California’s Silicon Valley is home to Apple, Facebook, Google, Yahoo! and eBay. The tech industry there is booming.
The result is the most extreme wealth disparity in America.
Santa Clara County, home of Silicon Valley, has both the highest percentage of homeless people in the entire US as well as America’s highest average household income along with some of the most expensive houses in the country.
Silicon Valley appears to be in the midst of a remarkable sustained period of wealth creation, but this has rendered the area one of super-rich or extremely poor with no middle class left to speak of.
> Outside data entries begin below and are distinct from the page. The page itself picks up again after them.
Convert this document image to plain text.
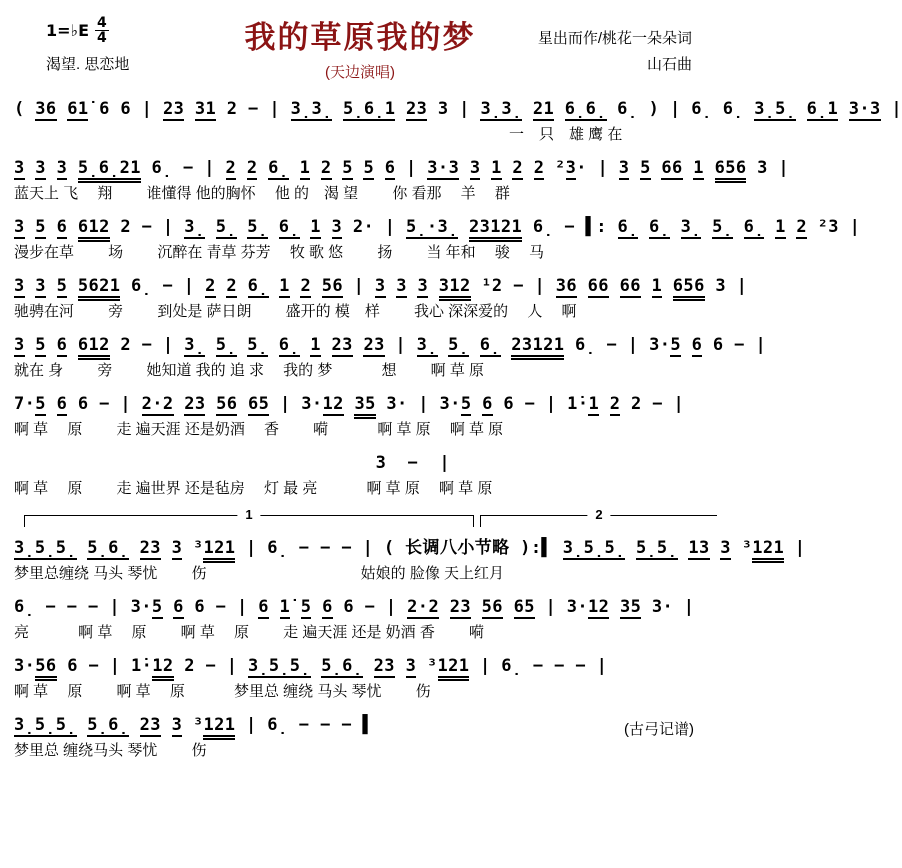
1=♭E 4
4
渴望. 思恋地
我的草原我的梦
(天边演唱)
星出而作/桃花一朵朵词
山石曲
( 36 61̇ 6 6 | 23 31 2 − | 3̣3̣ 5̣6̣1 23 3 | 3̣3̣ 21 6̣6̣ 6̣ ) | 6̣ 6̣ 3̣5̣ 6̣1 3·3 |
　　　　　　　　　　　　　　　　　　　　　　　　　　　　　　　　　一　只　雄 鹰 在
3 3 3 5̣6̣21 6̣ − | 2 2 6̣ 1 2 5 5 6 | 3·3 3 1 2 2 ²3· | 3 5 66 1 656 3 |
蓝天上 飞　 翔　　 谁懂得 他的胸怀　 他 的　渴 望　　 你 看那　 羊　 群
3 5 6 612 2 − | 3̣ 5̣ 5̣ 6̣ 1 3 2· | 5̣·3̣ 23121 6̣ − ▌: 6̣ 6̣ 3̣ 5̣ 6̣ 1 2 ²3 |
漫步在草　　 场　　 沉醉在 青草 芬芳　 牧 歌 悠　　 扬　　 当 年和　 骏　 马
3 3 5 5621 6̣ − | 2 2 6̣ 1 2 56 | 3 3 3 312 ¹2 − | 36 66 66 1 656 3 |
驰骋在河　　 旁　　 到处是 萨日朗　　 盛开的 模　样　　 我心 深深爱的　 人　 啊
3 5 6 612 2 − | 3̣ 5̣ 5̣ 6̣ 1 23 23 | 3̣ 5̣ 6̣ 23121 6̣ − | 3·5 6 6 − |
就在 身　　 旁　　 她知道 我的 追 求　 我的 梦　　　 想　　 啊 草 原
7·5 6 6 − | 2·2 23 56 65 | 3·12 35 3· | 3·5 6 6 − | 1̇·1 2 2 − |
啊 草　 原　　 走 遍天涯 还是奶酒　 香　　 嗬　　　 啊 草 原　 啊 草 原
3  −  |
啊 草　 原　　 走 遍世界 还是毡房　 灯 最 亮　　　 啊 草 原　 啊 草 原
1	2
3̣5̣5̣ 5̣6̣ 23 3 ³121 | 6̣ − − − | ( 长调八小节略 ):▌ 3̣5̣5̣ 5̣5̣ 13 3 ³121 |
梦里总缠绕 马头 琴忧　　 伤　　　　　　　　　　 姑娘的 脸像 天上红月
6̣ − − − | 3·5 6 6 − | 6 1̇ 5 6 6 − | 2·2 23 56 65 | 3·12 35 3· |
亮　　　 啊 草　 原　　 啊 草　 原　　 走 遍天涯 还是 奶酒 香　　 嗬
3·56 6 − | 1̇·12 2 − | 3̣5̣5̣ 5̣6̣ 23 3 ³121 | 6̣ − − − |
啊 草　 原　　 啊 草　 原　　　 梦里总 缠绕 马头 琴忧　　 伤
3̣5̣5̣ 5̣6̣ 23 3 ³121 | 6̣ − − − ▌	(古弓记谱)
梦里总 缠绕马头 琴忧　　 伤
As many as 20,000 people in the country will experience homelessness this year, according to recent census data. County officials say that means some 5,000 every night sleep rough which is more than it can deal with.
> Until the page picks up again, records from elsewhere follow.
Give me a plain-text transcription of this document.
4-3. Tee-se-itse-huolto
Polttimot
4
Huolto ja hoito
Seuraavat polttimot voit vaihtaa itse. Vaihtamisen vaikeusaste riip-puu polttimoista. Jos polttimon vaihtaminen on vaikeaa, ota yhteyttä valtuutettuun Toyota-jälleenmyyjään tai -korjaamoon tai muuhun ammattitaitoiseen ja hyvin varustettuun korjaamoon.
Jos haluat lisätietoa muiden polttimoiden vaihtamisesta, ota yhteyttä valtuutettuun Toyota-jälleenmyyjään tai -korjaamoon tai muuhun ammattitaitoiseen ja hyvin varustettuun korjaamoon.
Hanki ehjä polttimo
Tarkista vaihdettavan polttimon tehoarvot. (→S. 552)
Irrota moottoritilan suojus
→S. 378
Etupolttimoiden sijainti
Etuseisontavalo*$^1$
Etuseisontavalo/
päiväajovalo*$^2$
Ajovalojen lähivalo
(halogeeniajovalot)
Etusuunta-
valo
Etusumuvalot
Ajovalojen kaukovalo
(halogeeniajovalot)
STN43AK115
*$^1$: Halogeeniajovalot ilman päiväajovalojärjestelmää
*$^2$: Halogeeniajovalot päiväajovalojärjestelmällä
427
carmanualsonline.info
Some sleep rough on the streets, while others try to make it in one of the nearly 250 makeshift encampments, sprawling lawless villages of tents and plyboard.
Others, if they can still afford the $8 per night, spend the night on board the area’s only 24-hour bus, which they call Hotel 22.
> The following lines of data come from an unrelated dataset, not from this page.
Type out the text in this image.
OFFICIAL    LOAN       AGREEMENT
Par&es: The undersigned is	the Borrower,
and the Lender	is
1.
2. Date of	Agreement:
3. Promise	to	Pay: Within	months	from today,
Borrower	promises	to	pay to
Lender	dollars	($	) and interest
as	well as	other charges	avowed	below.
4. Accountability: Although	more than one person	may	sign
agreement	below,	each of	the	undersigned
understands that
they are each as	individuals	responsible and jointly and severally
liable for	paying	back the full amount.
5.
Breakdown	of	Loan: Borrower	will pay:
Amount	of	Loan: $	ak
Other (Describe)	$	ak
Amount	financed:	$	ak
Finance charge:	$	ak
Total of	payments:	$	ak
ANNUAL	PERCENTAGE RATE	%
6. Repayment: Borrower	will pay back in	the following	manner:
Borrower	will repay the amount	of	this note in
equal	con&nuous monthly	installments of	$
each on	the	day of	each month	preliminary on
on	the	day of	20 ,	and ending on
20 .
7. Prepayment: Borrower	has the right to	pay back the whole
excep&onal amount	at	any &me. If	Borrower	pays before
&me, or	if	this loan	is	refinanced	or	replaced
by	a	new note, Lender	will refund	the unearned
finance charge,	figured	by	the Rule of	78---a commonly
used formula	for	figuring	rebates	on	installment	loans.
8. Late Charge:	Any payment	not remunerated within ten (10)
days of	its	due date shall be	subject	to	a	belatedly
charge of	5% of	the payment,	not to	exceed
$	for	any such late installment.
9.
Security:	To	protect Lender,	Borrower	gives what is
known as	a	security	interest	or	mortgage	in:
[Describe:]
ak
Many have been backed into this situation not by lack of jobs, but the inability to keep up with rocketing rent prices, up in some cases by 300% of the national average.
While California’s minimum wage recent went from $8 to $10 an hour, the self-sufficiency standard is around $15.
This is not only happening in the world’s richest country, but in one of its top wealth areas.
Chris Richardson, at the homeless organisation Downtown Streets,
“We are trying to get tech billionaires involved in what we’re doing. They donate millions to good causes, but almost nothing to the local community they are helping destroy.
“It’s not necessarily their fault, but they are stakeholders in the homelessness problem and have the power and brains to change it.”